5. MAX Deployment Architecture
MAX deployment is fully isolated from PhD/PRO, three layers:
6. 84-Second Video Walkthrough
The demo video is 84 seconds. Key timestamps:
| Timestamp | Visual | Description |
|---|---|---|
| 0-15s | Road-data scan interface | OpenClaw reading last 100 hands, extracting banker/player ratio, dragon/break patterns |
| 15-30s | Signal output | Lobster AI outputs: banker 87% / player 11% / tie 2%, confidence 0.91 |
| 30-50s | Risk engine | Checks user params: max bet 5000, today's P/L +8000, no stop-loss yet. Decision: bet 4500 (10% buffer) |
| 50-70s | Humanized bet | OpenClaw-trained 'human player' module operates platform: random 800ms delay, amount 4280-4720, slight click offset |
| 70-84s | Real-time review | Bet success, account balance +4280 (+95.1% accuracy), auto-log to user journal |
7. Launch Data + Roadmap
Sep 30 official launch. First batch of 5 VIP test clients:
| Client | Principal | Day 1 P/L | Status |
|---|---|---|---|
| Client A | 5M | +620k | Normal |
| Client B | 2M | +180k | Normal |
| Client C | 10M | -450k | Stop-loss triggered, notified |
| Client D | 3M | +240k | Normal |
| Client E | 1.5M | +120k | Normal |
Roadmap:
- W13 (Oct 7): Open 10 more VIP slots
- W14 (Oct 14): OpenClaw Lobster AI v2.0 (iterated on first-week data from 5 VIP clients)

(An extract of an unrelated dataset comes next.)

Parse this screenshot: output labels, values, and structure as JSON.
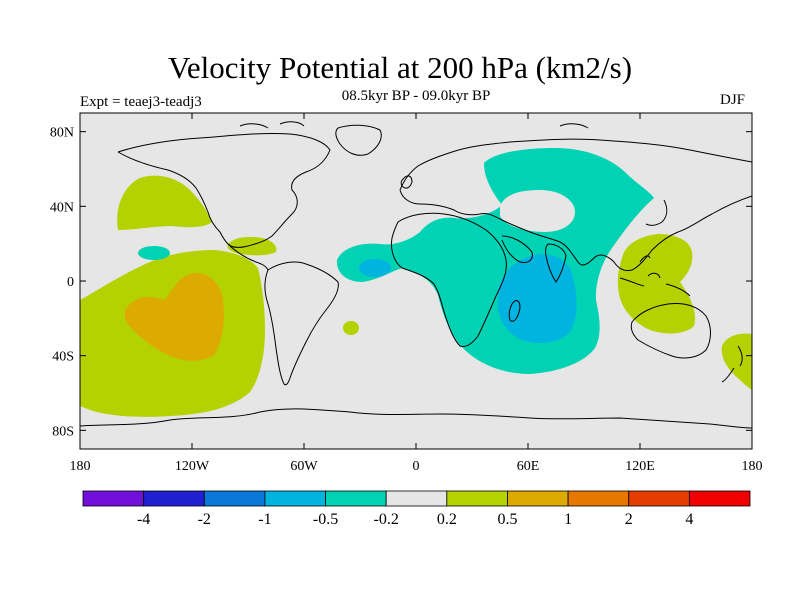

- W15 (Oct 21): PhD + MAX linkage mode (PhD study by day, MAX auto by night)
- 2026 Q4: MAX mobile app (iOS + Android, remote monitoring + one-tap start/stop)
Want to try MAX?
MAX opens only 5 VIP slots per month. 3 slots remaining this quarter.
Eligibility: monthly disposable capital ≥ 5M + 30-min video interview + signed service agreement
📞 Apply for MAX NowFAQ
Q1: What's the biggest difference between MAX and PhD/PRO?

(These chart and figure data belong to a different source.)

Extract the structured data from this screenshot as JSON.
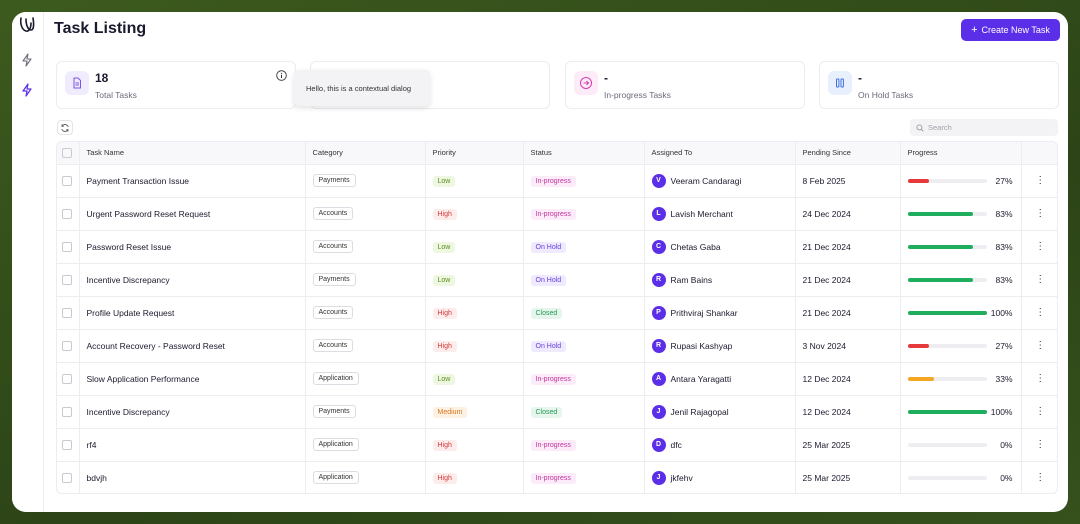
{
  "page": {
    "title": "Task Listing"
  },
  "toolbar": {
    "create_label": "Create New Task",
    "search_placeholder": "Search"
  },
  "stats": [
    {
      "value": "18",
      "label": "Total Tasks",
      "icon": "document-icon",
      "tint": "#f1ecfd",
      "color": "#7b52e8"
    },
    {
      "value": "-",
      "label": "In-progress Tasks",
      "icon": "arrow-right-circle-icon",
      "tint": "#fdecf8",
      "color": "#d23fb0"
    },
    {
      "value": "-",
      "label": "On Hold Tasks",
      "icon": "pause-icon",
      "tint": "#e8f0fd",
      "color": "#3b6fe0"
    }
  ],
  "tooltip": {
    "text": "Hello, this is a contextual dialog"
  },
  "table": {
    "headers": [
      "Task Name",
      "Category",
      "Priority",
      "Status",
      "Assigned To",
      "Pending Since",
      "Progress"
    ],
    "rows": [
      {
        "task": "Payment Transaction Issue",
        "category": "Payments",
        "priority": "Low",
        "status": "In-progress",
        "initial": "V",
        "assignee": "Veeram Candaragi",
        "since": "8 Feb 2025",
        "progress": 27,
        "progress_label": "27%"
      },
      {
        "task": "Urgent Password Reset Request",
        "category": "Accounts",
        "priority": "High",
        "status": "In-progress",
        "initial": "L",
        "assignee": "Lavish Merchant",
        "since": "24 Dec 2024",
        "progress": 83,
        "progress_label": "83%"
      },
      {
        "task": "Password Reset Issue",
        "category": "Accounts",
        "priority": "Low",
        "status": "On Hold",
        "initial": "C",
        "assignee": "Chetas Gaba",
        "since": "21 Dec 2024",
        "progress": 83,
        "progress_label": "83%"
      },
      {
        "task": "Incentive Discrepancy",
        "category": "Payments",
        "priority": "Low",
        "status": "On Hold",
        "initial": "R",
        "assignee": "Ram Bains",
        "since": "21 Dec 2024",
        "progress": 83,
        "progress_label": "83%"
      },
      {
        "task": "Profile Update Request",
        "category": "Accounts",
        "priority": "High",
        "status": "Closed",
        "initial": "P",
        "assignee": "Prithviraj Shankar",
        "since": "21 Dec 2024",
        "progress": 100,
        "progress_label": "100%"
      },
      {
        "task": "Account Recovery - Password Reset",
        "category": "Accounts",
        "priority": "High",
        "status": "On Hold",
        "initial": "R",
        "assignee": "Rupasi Kashyap",
        "since": "3 Nov 2024",
        "progress": 27,
        "progress_label": "27%"
      },
      {
        "task": "Slow Application Performance",
        "category": "Application",
        "priority": "Low",
        "status": "In-progress",
        "initial": "A",
        "assignee": "Antara Yaragatti",
        "since": "12 Dec 2024",
        "progress": 33,
        "progress_label": "33%"
      },
      {
        "task": "Incentive Discrepancy",
        "category": "Payments",
        "priority": "Medium",
        "status": "Closed",
        "initial": "J",
        "assignee": "Jenil Rajagopal",
        "since": "12 Dec 2024",
        "progress": 100,
        "progress_label": "100%"
      },
      {
        "task": "rf4",
        "category": "Application",
        "priority": "High",
        "status": "In-progress",
        "initial": "D",
        "assignee": "dfc",
        "since": "25 Mar 2025",
        "progress": 0,
        "progress_label": "0%"
      },
      {
        "task": "bdvjh",
        "category": "Application",
        "priority": "High",
        "status": "In-progress",
        "initial": "J",
        "assignee": "jkfehv",
        "since": "25 Mar 2025",
        "progress": 0,
        "progress_label": "0%"
      }
    ]
  },
  "colors": {
    "accent": "#5b2ee8",
    "priority": {
      "Low": {
        "bg": "#eef8e1",
        "fg": "#5f8a1f"
      },
      "High": {
        "bg": "#fdecec",
        "fg": "#d63a3a"
      },
      "Medium": {
        "bg": "#fdf1e3",
        "fg": "#d9741a"
      }
    },
    "status": {
      "In-progress": {
        "bg": "#fcebf8",
        "fg": "#c0359d"
      },
      "On Hold": {
        "bg": "#efeafd",
        "fg": "#6a3fe0"
      },
      "Closed": {
        "bg": "#e6f6ec",
        "fg": "#1f9a52"
      }
    },
    "progress": {
      "low": "#e8393a",
      "mid": "#f5a623",
      "high": "#1fae5d"
    }
  }
}
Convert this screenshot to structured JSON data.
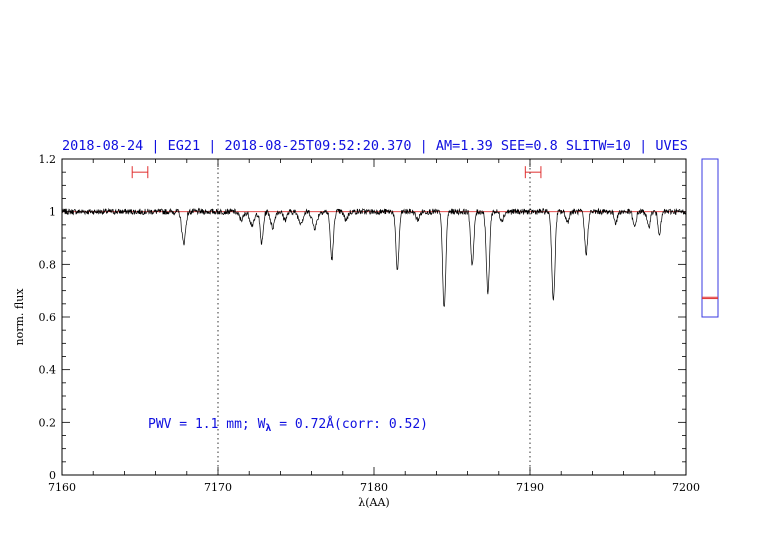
{
  "chart_data": {
    "type": "line",
    "title": "2018-08-24 | EG21 | 2018-08-25T09:52:20.370 | AM=1.39 SEE=0.8 SLITW=10 | UVES",
    "xlabel": "λ(AA)",
    "ylabel": "norm. flux",
    "xlim": [
      7160,
      7200
    ],
    "ylim": [
      0,
      1.2
    ],
    "x_ticks": [
      7160,
      7170,
      7180,
      7190,
      7200
    ],
    "x_tick_labels": [
      "7160",
      "7170",
      "7180",
      "7190",
      "7200"
    ],
    "y_ticks": [
      0,
      0.2,
      0.4,
      0.6,
      0.8,
      1,
      1.2
    ],
    "y_tick_labels": [
      "0",
      "0.2",
      "0.4",
      "0.6",
      "0.8",
      "1",
      "1.2"
    ],
    "vertical_dotted_lines": [
      7170,
      7190
    ],
    "reference_line": {
      "y": 1.0,
      "color": "#e03030"
    },
    "fit_windows": [
      {
        "x": [
          7164.5,
          7165.5
        ],
        "y": 1.15
      },
      {
        "x": [
          7189.7,
          7190.7
        ],
        "y": 1.15
      }
    ],
    "absorption_lines": [
      {
        "x": 7167.8,
        "depth": 0.12,
        "width": 0.12
      },
      {
        "x": 7171.5,
        "depth": 0.03,
        "width": 0.15
      },
      {
        "x": 7172.2,
        "depth": 0.05,
        "width": 0.15
      },
      {
        "x": 7172.8,
        "depth": 0.12,
        "width": 0.1
      },
      {
        "x": 7173.5,
        "depth": 0.06,
        "width": 0.12
      },
      {
        "x": 7174.3,
        "depth": 0.03,
        "width": 0.12
      },
      {
        "x": 7175.3,
        "depth": 0.04,
        "width": 0.15
      },
      {
        "x": 7176.2,
        "depth": 0.06,
        "width": 0.15
      },
      {
        "x": 7177.3,
        "depth": 0.18,
        "width": 0.1
      },
      {
        "x": 7178.2,
        "depth": 0.03,
        "width": 0.12
      },
      {
        "x": 7181.5,
        "depth": 0.22,
        "width": 0.1
      },
      {
        "x": 7182.8,
        "depth": 0.03,
        "width": 0.12
      },
      {
        "x": 7184.5,
        "depth": 0.37,
        "width": 0.1
      },
      {
        "x": 7186.3,
        "depth": 0.2,
        "width": 0.1
      },
      {
        "x": 7187.3,
        "depth": 0.31,
        "width": 0.1
      },
      {
        "x": 7188.2,
        "depth": 0.03,
        "width": 0.12
      },
      {
        "x": 7191.5,
        "depth": 0.34,
        "width": 0.1
      },
      {
        "x": 7192.4,
        "depth": 0.04,
        "width": 0.1
      },
      {
        "x": 7193.6,
        "depth": 0.16,
        "width": 0.1
      },
      {
        "x": 7195.5,
        "depth": 0.04,
        "width": 0.1
      },
      {
        "x": 7196.7,
        "depth": 0.06,
        "width": 0.1
      },
      {
        "x": 7197.6,
        "depth": 0.06,
        "width": 0.1
      },
      {
        "x": 7198.3,
        "depth": 0.08,
        "width": 0.1
      }
    ],
    "annotation": {
      "prefix": "PWV = 1.1 mm; W",
      "subscript": "λ",
      "suffix": " = 0.72Å(corr: 0.52)"
    },
    "side_gauge": {
      "range": [
        0,
        1.2
      ],
      "box_top": 1.2,
      "box_bottom": 0.6,
      "markers": [
        0.67,
        0.675
      ],
      "color": "#3a3ae0",
      "marker_color": "#e03030"
    },
    "colors": {
      "title": "#1010e0",
      "spectrum": "#000000",
      "reference": "#e03030"
    }
  }
}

PhD is a data-scanning tool (you manually read signals), PRO is a manual decision aid (you see AI prompts and click), MAX is true full-auto (the system bets for you). The three form the 'scan → decide → execute' chain. PhD/PRO cover the first two segments; MAX adds the third.
Q2: Can MAX really achieve 99.99% win rate?

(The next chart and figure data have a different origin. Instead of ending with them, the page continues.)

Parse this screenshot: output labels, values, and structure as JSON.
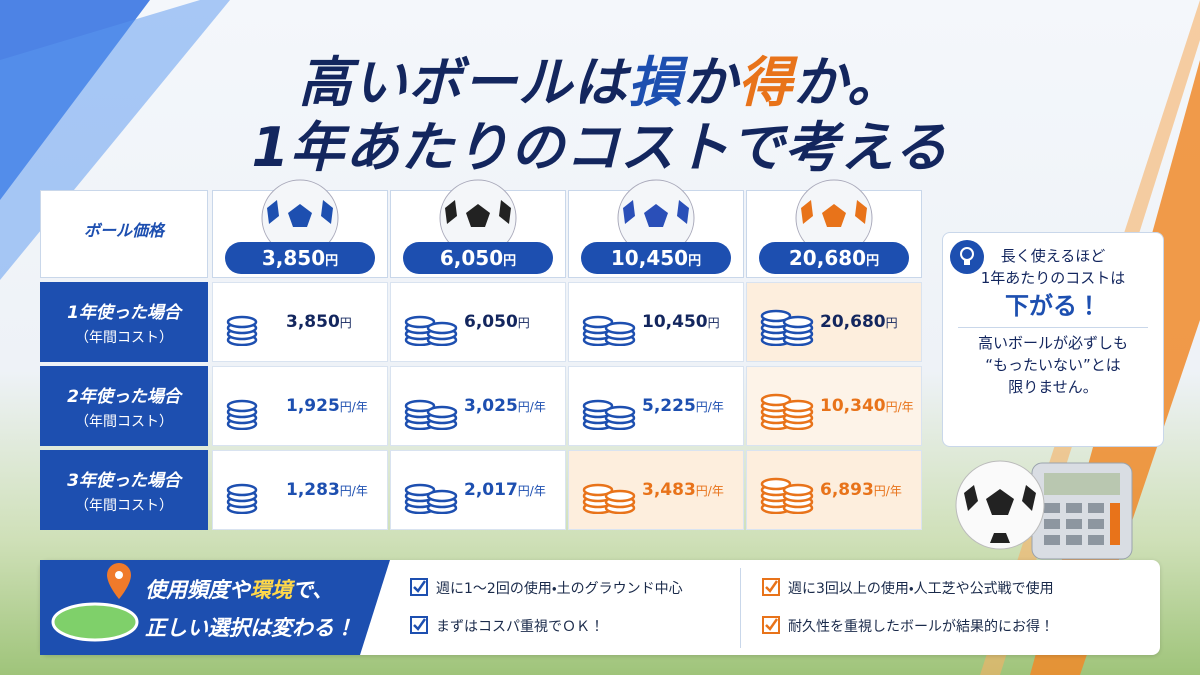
{
  "title": {
    "line1": [
      "高いボールは",
      "損",
      "か",
      "得",
      "か。"
    ],
    "line2": "1年あたりのコストで考える"
  },
  "table": {
    "header_label": "ボール価格",
    "prices": [
      {
        "amount": "3,850",
        "unit": "円"
      },
      {
        "amount": "6,050",
        "unit": "円"
      },
      {
        "amount": "10,450",
        "unit": "円"
      },
      {
        "amount": "20,680",
        "unit": "円"
      }
    ],
    "rows": [
      {
        "label": "1年使った場合",
        "sublabel": "（年間コスト）",
        "cells": [
          {
            "amount": "3,850",
            "unit": "円",
            "color": "#1d4fb0"
          },
          {
            "amount": "6,050",
            "unit": "円",
            "color": "#1d4fb0"
          },
          {
            "amount": "10,450",
            "unit": "円",
            "color": "#1d4fb0"
          },
          {
            "amount": "20,680",
            "unit": "円",
            "color": "#1d4fb0",
            "background": "#fdeedd"
          }
        ]
      },
      {
        "label": "2年使った場合",
        "sublabel": "（年間コスト）",
        "cells": [
          {
            "amount": "1,925",
            "unit": "円/年",
            "color": "#1d4fb0"
          },
          {
            "amount": "3,025",
            "unit": "円/年",
            "color": "#1d4fb0"
          },
          {
            "amount": "5,225",
            "unit": "円/年",
            "color": "#1d4fb0"
          },
          {
            "amount": "10,340",
            "unit": "円/年",
            "color": "#e8731a",
            "background": "#fdf3e8"
          }
        ]
      },
      {
        "label": "3年使った場合",
        "sublabel": "（年間コスト）",
        "cells": [
          {
            "amount": "1,283",
            "unit": "円/年",
            "color": "#1d4fb0"
          },
          {
            "amount": "2,017",
            "unit": "円/年",
            "color": "#1d4fb0"
          },
          {
            "amount": "3,483",
            "unit": "円/年",
            "color": "#e8731a",
            "background": "#fdeedd"
          },
          {
            "amount": "6,893",
            "unit": "円/年",
            "color": "#e8731a",
            "background": "#fdeedd"
          }
        ]
      }
    ]
  },
  "callout": {
    "line1": "長く使えるほど",
    "line2": "1年あたりのコストは",
    "emphasis": "下がる！",
    "line3": "高いボールが必ずしも",
    "line4": "“もったいない”とは",
    "line5": "限りません。"
  },
  "banner": {
    "line1": [
      "使用頻度や",
      "環境",
      "で、"
    ],
    "line2": "正しい選択は変わる！"
  },
  "checklist_left": [
    "週に1〜2回の使用・土のグラウンド中心",
    "まずはコスパ重視でＯＫ！"
  ],
  "checklist_right": [
    "週に3回以上の使用・人工芝や公式戦で使用",
    "耐久性を重視したボールが結果的にお得！"
  ]
}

Let me break this down honestly: 99.99% is the per-hand signal accuracy (OpenClaw Lobster AI on a 10,000-hand historical backtest), NOT 'wins every hand.' Baccarat is fundamentally a 50/50 game — no AI can guarantee 100%. MAX's real value is dynamic risk control: heavy bet when high-confidence, skip when low-confidence, stop-loss on consecutive losses.
Q3: How is the $110,000/month pricing set?
Cost breakdown: 8xRTX 5090 dedicated server ~$4,000/month, OpenClaw Lobster AI inference power ~$1,200/month, 24/7 VIP support team of 3 ~$15,000/month, model iteration + backtest GPU time ~$8,000/month, plus bandwidth, compliance, and emergency reserve. Single-user pricing of $110,000/month covers all costs with reasonable operating margin.
Q4: Won't live casinos detect AI betting?
OpenClaw Lobster AI includes a 'humanization' module: 1) Bet amount random fluctuation ±15%; 2) Random delay 200ms-2s; 3) Occasional intentional small losses. To be honest, no solution is 100% undetectable, so MAX contractually includes: if suspected flagging occurs, auto-stop immediately and notify user.